This article first appeared in the
January 22, 2014, issue of the National Law Journal’s Supreme Court Brief.
Federal courts
are split over whether schools can ban bracelets that say “i ♥ boobies! (KEEP A
BREAST).” The bracelets are part of a breast cancer awareness movement targeted
at youth, but some middle and high school administrators are crying foul. A
petition for certiorari on this free speech issue is pending at the U.S.
Supreme Court.
In its 1969 landmark
First Amendment decision, Tinker
v. Des Moines Independent Community School District, the Supreme Court
held that school officials could not bar young people from wearing black
armbands to school as a peaceful war protest. In 1986, though, in Bethel
School District No. 403 v. Fraser, the high court said that officials
could punish student speech that used vivid sexual imagery in a school
assembly.
The “boobies”
bracelet is a hybrid between the Tinker
armband and the Fraser speech: a
clothing accessory with a message, which some schools view as double entendre.
So far,
courts have not found that the bracelets substantially disrupt the school
environment, yet they have reached different results on the bans.
Schools won in
Indiana
and Wisconsin federal
district courts; those decisions were not appealed. Students won at the U.S.
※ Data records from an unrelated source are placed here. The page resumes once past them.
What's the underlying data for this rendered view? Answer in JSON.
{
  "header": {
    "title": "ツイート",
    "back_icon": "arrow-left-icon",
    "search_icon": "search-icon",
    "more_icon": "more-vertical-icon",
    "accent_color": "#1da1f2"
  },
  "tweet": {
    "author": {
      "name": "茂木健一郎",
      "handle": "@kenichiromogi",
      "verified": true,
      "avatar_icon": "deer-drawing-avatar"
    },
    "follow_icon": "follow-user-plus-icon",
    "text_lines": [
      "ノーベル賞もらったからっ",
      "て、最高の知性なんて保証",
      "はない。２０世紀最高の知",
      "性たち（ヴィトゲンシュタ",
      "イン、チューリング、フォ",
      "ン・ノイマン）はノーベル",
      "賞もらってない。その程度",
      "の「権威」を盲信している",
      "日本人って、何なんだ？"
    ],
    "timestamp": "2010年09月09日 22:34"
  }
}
Court of Appeals for the Third Circuit, sitting en banc in a Pennsylvania case.
The nine-member
Third Circuit majority determined that the “bracelets are not plainly lewd,” looking
to Fraser, and comment on “an undeniably
important social issue,” applying Justice Samuel Alito Jr.’s concurrence in
another student speech case, the Supreme Court’s 2007 Morse
v. Frederick.
Five judges on
the Third Circuit dissented.
What about “I
♥ vaginas” or “I ♥ testicles,” they asked, if couched as cancer awareness
slogans? “[S]chool districts would be powerless to address” them.
The dissent also
criticized the majority for treating Alito’s Morse concurrence as controlling and for deepening a circuit split on
the weight of Alito’s opinion (separate from the split about the bracelets).
Morse is better known as the “BONG HiTS 4
JESUS” case, quoting a banner that students unfurled at a school event. A
five-justice majority said that the banner was not protected speech in a school
setting, since it promoted illegal drug use.
The Third
Circuit dissent reasoned that since Alito joined that majority opinion, his
concurrence is dicta. For plurality rulings, the narrowest rationale controls,
but Morse was not a plurality.
Justice Anthony Kennedy also signed on to Alito’s concurrence.
The Third
Circuit majority responded that Alito and Kennedy cast the deciding votes, but
on the condition, spelled out in the concurrence, that Morse not be read to restrict speech that “comment[s] on any
political or social issue.” The social commentary language is binding and weighs
in favor of allowing breast cancer awareness bracelets, the Third Circuit
majority concluded.
A petition
for certiorari is pending at the Supreme Court on the Third Circuit
decision. Absent extensions, the response is due February 5.
The justices may
opt to wait until more federal appellate courts have vetted the bracelet bans or
otherwise choose not to disturb the rulings below.
In 2012, the
justices declined to review two en banc decisions—also from the Third Circuit—about
another free speech battleground for students and schools: online
posts. The circuit had sided with students who created fake and vulgar
MySpace profiles about their principals, while off school property.